Psie piękności zjadą do Lubina

91

Ponad tysiąc psów i ich właścicieli zjedzie w najbliższą niedzielę do Lubina. W tutejszej hali widowiskowo-sportowej odbędzie się XV Zimowa Krajowa Wystawa Psów Rasowych. Będą wielkie dogi niemieckie, duże owczarki i przedstawiciele tych najmniejszych ras, jak pekińczyki. Ale będzie również okazja zobaczyć rasy rzadko spotykane. – Na przykład cimarron uruguayo, nie jest to rasa, jaka pojawia się na każdej wystawie – mówi Beata Kujawska, przewodnicząca legnickiego oddziału Związku Kynologicznego w Polsce.

wystawa psów 2

Impreza, którą organizuje legnicki oddział Związku Kynologicznego w Polsce, po wieloletniej przerwie wróciła do Lubina w 2015 roku i wszystko wskazuje na to, że zagości tu na stałe.

– Warunki lokalowe są doskonałe. Zimowe wystawy będziemy organizować w Lubinie i na razie nie zamierzamy tego zmieniać, letnie zaś w Legnickim Polu – mówi Beata Kujawska. – A nawet planujemy w przyszłym roku zrobić dwie wystawy w Lubinie, dzień po dniu, czyli XVI i XVII. Coraz częściej praktykowany jest taki zwyczaj przez związki kynologiczne.

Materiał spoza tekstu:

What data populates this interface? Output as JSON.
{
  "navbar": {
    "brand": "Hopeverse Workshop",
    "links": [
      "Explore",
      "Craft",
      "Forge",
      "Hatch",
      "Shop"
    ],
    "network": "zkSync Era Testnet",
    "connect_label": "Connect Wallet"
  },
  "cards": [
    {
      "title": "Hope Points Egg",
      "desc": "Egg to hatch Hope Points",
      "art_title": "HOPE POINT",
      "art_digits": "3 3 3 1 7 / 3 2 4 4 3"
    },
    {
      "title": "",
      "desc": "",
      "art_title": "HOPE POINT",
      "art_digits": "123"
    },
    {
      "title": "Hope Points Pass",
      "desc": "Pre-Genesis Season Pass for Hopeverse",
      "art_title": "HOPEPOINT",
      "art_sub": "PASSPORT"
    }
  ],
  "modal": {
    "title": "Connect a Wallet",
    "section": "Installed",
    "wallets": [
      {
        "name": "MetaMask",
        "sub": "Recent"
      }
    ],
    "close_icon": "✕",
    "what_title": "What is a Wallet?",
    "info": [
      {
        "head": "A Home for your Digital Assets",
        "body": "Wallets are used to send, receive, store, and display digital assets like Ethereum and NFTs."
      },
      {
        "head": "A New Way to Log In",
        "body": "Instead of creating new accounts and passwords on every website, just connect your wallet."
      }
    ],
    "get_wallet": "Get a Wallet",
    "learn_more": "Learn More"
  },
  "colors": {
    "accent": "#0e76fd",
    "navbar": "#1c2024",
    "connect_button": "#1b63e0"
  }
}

Jest to wygodne dla wystawców, którzy mogą za jednym razem, przy jednym wyjeździe, zdobyć trofea na dwóch wystawach – dodaje przewodnicząca legnickiego oddziału ZKwP.

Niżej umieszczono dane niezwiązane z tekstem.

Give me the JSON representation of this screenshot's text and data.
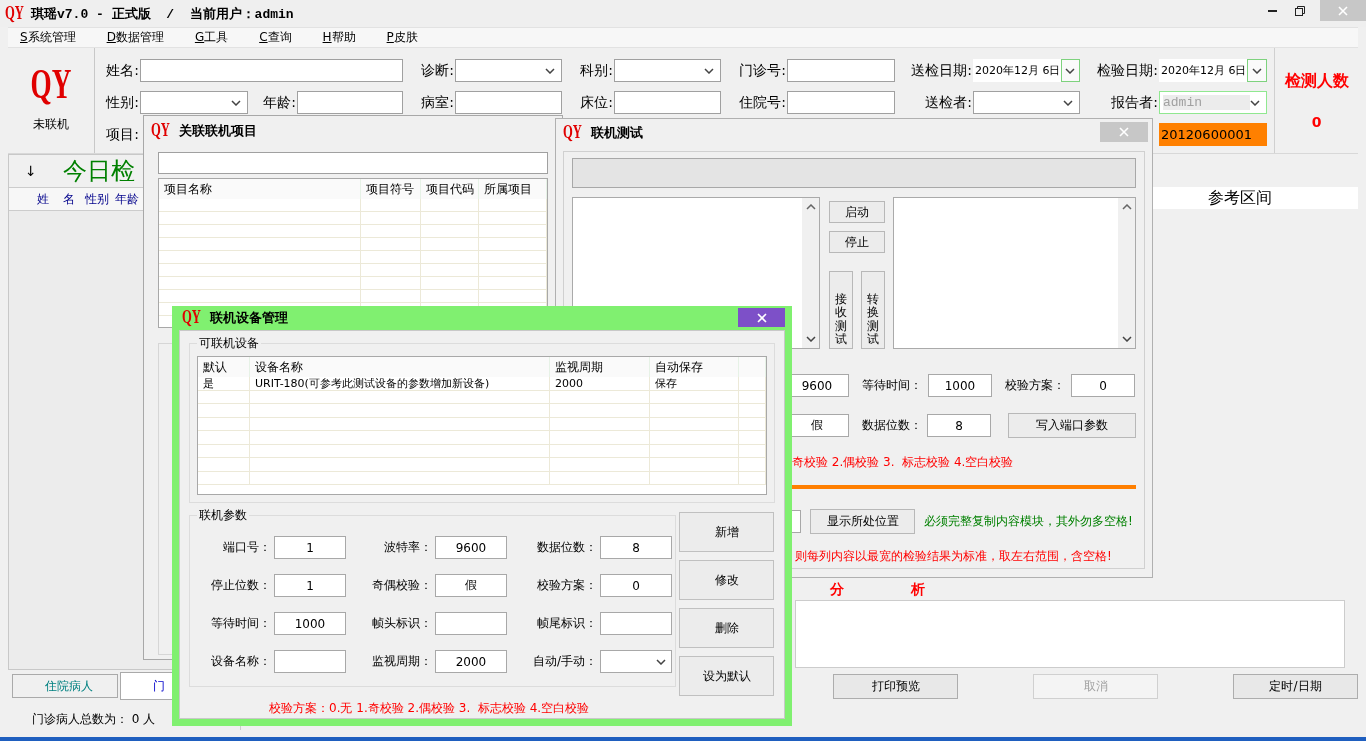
{
  "window": {
    "logo": "QY",
    "title": "琪瑶v7.0 - 正式版  /  当前用户：admin"
  },
  "menu": [
    {
      "key": "S",
      "label": "系统管理"
    },
    {
      "key": "D",
      "label": "数据管理"
    },
    {
      "key": "G",
      "label": "工具"
    },
    {
      "key": "C",
      "label": "查询"
    },
    {
      "key": "H",
      "label": "帮助"
    },
    {
      "key": "P",
      "label": "皮肤"
    }
  ],
  "header": {
    "logo": "QY",
    "connection": "未联机",
    "form": [
      {
        "label": "姓名:",
        "kind": "text"
      },
      {
        "label": "诊断:",
        "kind": "combo"
      },
      {
        "label": "科别:",
        "kind": "combo"
      },
      {
        "label": "门诊号:",
        "kind": "text"
      },
      {
        "label": "送检日期:",
        "kind": "date",
        "value": "2020年12月 6日"
      },
      {
        "label": "检验日期:",
        "kind": "date",
        "value": "2020年12月 6日"
      },
      {
        "label": "性别:",
        "kind": "combo"
      },
      {
        "label": "年龄:",
        "kind": "text"
      },
      {
        "label": "病室:",
        "kind": "text"
      },
      {
        "label": "床位:",
        "kind": "text"
      },
      {
        "label": "住院号:",
        "kind": "text"
      },
      {
        "label": "送检者:",
        "kind": "combo"
      },
      {
        "label": "报告者:",
        "kind": "combo",
        "value": "admin",
        "disabled": true
      }
    ],
    "item_label": "项目:",
    "sample_no": "20120600001",
    "count_label": "检测人数",
    "count": "0"
  },
  "patients": {
    "arrow": "↓",
    "title": "今日检",
    "columns": [
      "姓 名",
      "性别",
      "年龄"
    ]
  },
  "results": {
    "columns": [
      "参考区间"
    ],
    "analysis_title": "分 析"
  },
  "bottom_tabs": [
    {
      "label": "住院病人",
      "selected": false
    },
    {
      "label": "门",
      "selected": true
    }
  ],
  "buttons": [
    {
      "label": "打印预览",
      "disabled": false
    },
    {
      "label": "取消",
      "disabled": true
    },
    {
      "label": "定时/日期",
      "disabled": false
    }
  ],
  "status_bar": "门诊病人总数为： 0 人",
  "item_dialog": {
    "logo": "QY",
    "title": "关联联机项目",
    "columns": [
      "项目名称",
      "项目符号",
      "项目代码",
      "所属项目"
    ]
  },
  "test_dialog": {
    "logo": "QY",
    "title": "联机测试",
    "side_buttons": [
      "启动",
      "停止"
    ],
    "vertical_buttons": [
      "接收测试",
      "转换测试"
    ],
    "rows": [
      [
        {
          "kind": "field",
          "value": "9600"
        },
        {
          "kind": "label",
          "text": "等待时间："
        },
        {
          "kind": "field",
          "value": "1000"
        },
        {
          "kind": "label",
          "text": "校验方案："
        },
        {
          "kind": "field",
          "value": "0"
        }
      ],
      [
        {
          "kind": "field",
          "value": "假"
        },
        {
          "kind": "label",
          "text": "数据位数："
        },
        {
          "kind": "field",
          "value": "8"
        },
        {
          "kind": "button",
          "text": "写入端口参数"
        }
      ]
    ],
    "parity_note": "奇校验 2.偶校验 3.  标志校验 4.空白校验",
    "locate_button": "显示所处位置",
    "copy_note": "必须完整复制内容模块，其外勿多空格!",
    "range_note": "则每列内容以最宽的检验结果为标准，取左右范围，含空格!"
  },
  "device_dialog": {
    "logo": "QY",
    "title": "联机设备管理",
    "devices_group": "可联机设备",
    "columns": [
      "默认",
      "设备名称",
      "监视周期",
      "自动保存"
    ],
    "rows": [
      [
        "是",
        "URIT-180(可参考此测试设备的参数增加新设备)",
        "2000",
        "保存"
      ]
    ],
    "params_group": "联机参数",
    "params": [
      {
        "label": "端口号：",
        "kind": "text",
        "value": "1"
      },
      {
        "label": "波特率：",
        "kind": "text",
        "value": "9600"
      },
      {
        "label": "数据位数：",
        "kind": "text",
        "value": "8"
      },
      {
        "label": "停止位数：",
        "kind": "text",
        "value": "1"
      },
      {
        "label": "奇偶校验：",
        "kind": "text",
        "value": "假"
      },
      {
        "label": "校验方案：",
        "kind": "text",
        "value": "0"
      },
      {
        "label": "等待时间：",
        "kind": "text",
        "value": "1000"
      },
      {
        "label": "帧头标识：",
        "kind": "text"
      },
      {
        "label": "帧尾标识：",
        "kind": "text"
      },
      {
        "label": "设备名称：",
        "kind": "text"
      },
      {
        "label": "监视周期：",
        "kind": "text",
        "value": "2000"
      },
      {
        "label": "自动/手动：",
        "kind": "combo"
      }
    ],
    "buttons": [
      "新增",
      "修改",
      "删除",
      "设为默认"
    ],
    "note": "校验方案：0.无 1.奇校验 2.偶校验 3.  标志校验 4.空白校验"
  }
}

Na razie jednak przed nami XV Zimowa Krajowa Wystawa Psów Rasowych. Impreza odbędzie się w niedzielę, 22 stycznia i potrwa od godziny 10 do 18.

wystawa psów 3

Psy będą się prezentować na 12 ringach. Na wystawę zgłosili się hodowcy z całej Europy, w sumie 1056 czworonogów z 13 krajów.

Bilety będą dostępne na miejscu – dorośli zapłacą 10 złotych, młodzież szkolna 5 złotych, a dla dzieci do lat siedmiu wstęp będzie bezpłatny.

Ta wystawa to również dobra okazja do przyjrzenia się psom różnych ras dla tych, którzy planują zakup czworonoga. Będzie można także porozmawiać z hodowcami.

– Na wystawie można kupić katalog, kosztuje on 15 zł, w którym znajdziemy wszystkie psy biorące udział w wystawie, a także adresy hodowli. Jeśli zobaczymy na ringu psa, który nas zainteresuje, znajdziemy go po numerze w katalogu – dodaje Beata Kujawska.